Direct mail is a lost art. As consumers, we’ve come to recognize time-wasting ad material even when it comes in a sealed envelope, and we automatically file it where it can do the least harm.
But then there’s this DM package that arrived in my mailbox a few weeks ago from Bell Canada. It begged to be opened. When you looked at the transparent back of the envelope, you could see this 5x7" "Open for Business" sign, just like you might find at a quality stationery store.
You tear the envelope open and it’s exactly what you thought – a very cool “Open for Business” sign on heavy, glossy stock. High quality and tough enough to put on your office door or in the front window of your store.

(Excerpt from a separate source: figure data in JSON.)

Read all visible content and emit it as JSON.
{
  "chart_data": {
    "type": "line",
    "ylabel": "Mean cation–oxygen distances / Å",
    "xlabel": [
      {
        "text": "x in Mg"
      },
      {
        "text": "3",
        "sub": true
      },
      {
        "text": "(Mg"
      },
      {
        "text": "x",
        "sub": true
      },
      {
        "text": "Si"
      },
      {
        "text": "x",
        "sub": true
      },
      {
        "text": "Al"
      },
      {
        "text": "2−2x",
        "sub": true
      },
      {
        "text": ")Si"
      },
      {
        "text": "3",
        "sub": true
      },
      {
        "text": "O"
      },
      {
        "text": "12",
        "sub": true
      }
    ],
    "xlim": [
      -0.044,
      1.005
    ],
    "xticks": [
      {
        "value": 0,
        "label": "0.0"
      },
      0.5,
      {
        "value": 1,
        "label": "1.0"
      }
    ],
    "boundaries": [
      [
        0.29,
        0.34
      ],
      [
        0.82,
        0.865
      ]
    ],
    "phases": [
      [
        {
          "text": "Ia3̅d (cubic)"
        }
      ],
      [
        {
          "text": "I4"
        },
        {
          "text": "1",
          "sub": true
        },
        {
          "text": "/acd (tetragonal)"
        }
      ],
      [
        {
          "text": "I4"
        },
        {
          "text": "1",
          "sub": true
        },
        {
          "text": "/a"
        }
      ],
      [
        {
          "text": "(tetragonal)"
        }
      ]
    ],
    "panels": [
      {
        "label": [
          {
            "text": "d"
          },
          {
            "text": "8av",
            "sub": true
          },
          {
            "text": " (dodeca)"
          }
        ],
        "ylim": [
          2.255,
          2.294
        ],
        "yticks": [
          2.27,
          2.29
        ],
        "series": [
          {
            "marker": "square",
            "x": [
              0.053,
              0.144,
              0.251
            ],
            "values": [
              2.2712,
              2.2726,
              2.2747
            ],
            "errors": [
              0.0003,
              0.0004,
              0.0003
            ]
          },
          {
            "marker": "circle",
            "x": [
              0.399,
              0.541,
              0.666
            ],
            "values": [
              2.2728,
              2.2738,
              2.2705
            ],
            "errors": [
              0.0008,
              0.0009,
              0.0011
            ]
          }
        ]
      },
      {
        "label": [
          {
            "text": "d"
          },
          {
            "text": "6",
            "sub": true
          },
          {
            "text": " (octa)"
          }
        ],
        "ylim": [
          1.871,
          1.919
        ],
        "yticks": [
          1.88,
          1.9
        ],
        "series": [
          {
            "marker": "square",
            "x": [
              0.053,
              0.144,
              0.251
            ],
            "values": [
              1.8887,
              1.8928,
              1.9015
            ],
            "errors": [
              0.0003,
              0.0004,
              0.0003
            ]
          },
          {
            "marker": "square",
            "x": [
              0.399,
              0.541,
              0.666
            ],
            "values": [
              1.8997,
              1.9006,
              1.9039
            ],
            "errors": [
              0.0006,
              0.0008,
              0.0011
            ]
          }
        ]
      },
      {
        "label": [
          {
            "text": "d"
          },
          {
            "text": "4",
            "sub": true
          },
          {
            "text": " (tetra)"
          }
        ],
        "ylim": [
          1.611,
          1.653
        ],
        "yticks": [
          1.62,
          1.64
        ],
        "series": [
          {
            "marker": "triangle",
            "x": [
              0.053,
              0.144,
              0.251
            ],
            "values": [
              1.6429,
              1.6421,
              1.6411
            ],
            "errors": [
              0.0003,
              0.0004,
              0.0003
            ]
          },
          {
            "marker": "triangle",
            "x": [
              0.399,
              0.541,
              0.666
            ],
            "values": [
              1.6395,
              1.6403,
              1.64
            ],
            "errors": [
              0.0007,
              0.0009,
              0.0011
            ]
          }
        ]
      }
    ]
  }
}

The back of the card offers this pitch: “Visit www.bell.ca/open to log in with your enclosed Preferred Business I.D. now!”
That’s not exactly a strong benefit statement. But the “Open” card is so cool that you're ready to give Bell the benefit of the doubt. So you actually look at the color brochure that came with the sign. Although the headline is vague (“We’re Open for Your Business 24/7!”), the thematic link to the sign is so strong that I went ahead and opened the four-page brochure.
Alas, this is where it all breaks down. You get a two-page spread about – well, something. It has product demos that have something to do with a BlackBerry, it offers opinion polls from Canadian business people, a Solution Generator (“for a customized wireless recommendation”), and BizNews articles that offer “the expert opinion and newsworthy information you want to know.”
So, I guess it’s some sort of website. Does it have a name? A brand? Apparently not.
The marketing bumph calls it, variously, www.bell.ca/open (which strikes me as an address, not a name); “one valuable resource for everything you need” regarding wireless solutions; “one convenient and easily accessible place”; “access to instant information for all aspects of your business”; and, “the site.”
The d-m guys got the concept right. They created a must-open package that arrests the attention of business owners. But boy did the product copywriters let them down.
Still, everyone who got the package also received their very own “Preferred Business I.D.” password that provides “open access” to the site. There’s nothing entrepreneurs like better than feeling like a VIP, so maybe some of them went to the site just to see what preferred benefits were on offer.
But if they did, they were proceeding on curiosity, not in search of a product or benefit. Which means that while Bell might get them to go where it wanted, these visitors are ready to bail at the first sign of a hard sell – or any evidence that they're not as special as they’ve been led to believe.